Our grief, our painful teacher of teachers, is not an intellectual process.


Tears are not the same as thought, tears and thoughts comingle with feelings of despair, doubt, remorse, anger, and fear, to be grief, the reality that can only result from love.


For weeks, I love to look at the indentations on my couches after friends have sat there, I rarely straighten things up.


The wrinkles left in pillows, the crumbs on the carpet, sometimes empty bottles or cans, and smells, the smells that are left behind, all of this is irrational but, I’ll bet a pretty universal experience that is human and humanizing.


These are just some of the ways that we can think about that false divide that Descartes created and we can choose to live in ways that are more holistic, healthy, and fulfilling.


So why then are we giving tablets and computers to our kids to learn about life from? What ultimate good does a STEM based education do for anyone?

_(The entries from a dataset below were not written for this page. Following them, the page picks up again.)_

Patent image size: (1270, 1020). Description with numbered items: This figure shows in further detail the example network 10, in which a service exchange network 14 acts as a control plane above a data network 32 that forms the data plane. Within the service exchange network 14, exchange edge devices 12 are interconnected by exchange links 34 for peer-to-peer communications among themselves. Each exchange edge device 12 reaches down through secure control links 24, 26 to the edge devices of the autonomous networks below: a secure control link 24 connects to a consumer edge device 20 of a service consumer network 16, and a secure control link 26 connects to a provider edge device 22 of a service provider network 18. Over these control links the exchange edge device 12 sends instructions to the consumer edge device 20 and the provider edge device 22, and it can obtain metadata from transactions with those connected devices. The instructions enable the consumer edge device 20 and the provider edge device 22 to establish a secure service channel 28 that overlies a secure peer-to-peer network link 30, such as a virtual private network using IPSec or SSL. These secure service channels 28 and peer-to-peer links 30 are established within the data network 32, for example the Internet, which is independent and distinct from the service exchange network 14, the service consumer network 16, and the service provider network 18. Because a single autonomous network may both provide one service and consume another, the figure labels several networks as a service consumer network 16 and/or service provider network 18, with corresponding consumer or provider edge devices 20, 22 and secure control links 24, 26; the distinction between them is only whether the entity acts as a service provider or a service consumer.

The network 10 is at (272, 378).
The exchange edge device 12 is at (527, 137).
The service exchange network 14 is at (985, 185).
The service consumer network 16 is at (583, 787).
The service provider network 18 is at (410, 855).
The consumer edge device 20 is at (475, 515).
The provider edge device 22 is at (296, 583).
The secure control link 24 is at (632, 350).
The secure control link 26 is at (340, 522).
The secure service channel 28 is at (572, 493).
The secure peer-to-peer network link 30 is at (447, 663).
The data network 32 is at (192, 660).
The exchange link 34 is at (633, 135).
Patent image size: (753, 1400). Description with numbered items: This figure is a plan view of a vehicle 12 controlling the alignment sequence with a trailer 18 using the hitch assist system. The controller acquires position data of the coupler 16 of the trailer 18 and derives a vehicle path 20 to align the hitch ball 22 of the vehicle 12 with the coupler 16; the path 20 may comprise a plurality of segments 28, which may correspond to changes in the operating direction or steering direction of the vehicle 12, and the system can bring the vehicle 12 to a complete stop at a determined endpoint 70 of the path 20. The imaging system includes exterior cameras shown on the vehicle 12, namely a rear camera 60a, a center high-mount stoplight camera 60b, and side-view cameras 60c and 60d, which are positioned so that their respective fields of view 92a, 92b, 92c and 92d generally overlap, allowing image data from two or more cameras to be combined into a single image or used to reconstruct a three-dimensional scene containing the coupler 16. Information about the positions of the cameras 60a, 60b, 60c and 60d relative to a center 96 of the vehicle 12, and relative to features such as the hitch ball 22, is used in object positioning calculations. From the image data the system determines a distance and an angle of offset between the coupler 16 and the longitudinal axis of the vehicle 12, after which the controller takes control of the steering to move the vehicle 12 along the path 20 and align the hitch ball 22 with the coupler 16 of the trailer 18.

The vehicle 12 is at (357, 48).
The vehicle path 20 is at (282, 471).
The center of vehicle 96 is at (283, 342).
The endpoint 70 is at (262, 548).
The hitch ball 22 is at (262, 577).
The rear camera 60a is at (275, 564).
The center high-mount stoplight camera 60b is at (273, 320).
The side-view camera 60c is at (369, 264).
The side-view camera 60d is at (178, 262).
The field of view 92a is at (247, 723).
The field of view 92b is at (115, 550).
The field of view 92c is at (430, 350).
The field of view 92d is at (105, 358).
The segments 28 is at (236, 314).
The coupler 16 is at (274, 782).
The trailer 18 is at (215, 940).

Every evening I like to walk down to my favorite park in Paris, I have talked about it before, I’ll sit for an hour or two.


The park is filled with little kids in a marvelous play area, young lovers on the grass, groups of friends sharing bottles of wine or pop or beer, old folks, like me, on benches on the periphery.


Occasionally, I will glance up and notice, that all of us, all of us, except the little kids, have a damn screen in front of our faces. 


In the lobby of the Louvre Museum there are hundreds, maybe, even, thousands of people, at any given time, and most of them are looking at screens in front of them, walking blissfully into one another because there is free and pretty good WIFI in the Louvre.


Looking at screens has benefits, no doubt, but it also has a very limiting downside. Screens raise barriers to human contact and interaction, physical and emotional and spiritual.


The screen filters the humanity of the interaction, it is nice to ‘face time” but isn’t it more fun to be with one another and maybe the desire or loneliness we feel when we are apart from those we care about teaches us something that we need to know and would like to know.


Maybe it teaches us at a very deep, but very real level, that physical presence is but one dimension of our relationship but there are other dimensions that keep us in touch that are just as real.


So, I am hardly a good spokesperson for Jesus but when he talks about eating his flesh and drinking his blood he does mean something, not anything. We will live forever, if we feast on his flesh and blood.




Deciphering that metaphor means that the Sunday Liturgy means more than the Catholic practice has let it mean. It means that somehow that language has got to find a way into our minds and our hearts and our eyes and ears and mouths and feet, every single body part.


The Sunday Liturgy should and can be an erotic experience in the fullest sense of the word. It should “taste” good and feel good.


Allowing the whole thing to be filtered through the experience of white, European, childless males for almost 2000 years, is a big, big mistake. Isn’t it?


I think Jesus relied on common sense and expected us to have the people who dissolved their bodies into our bodies, our mothers, take the lead in teaching the metaphor, but, alas!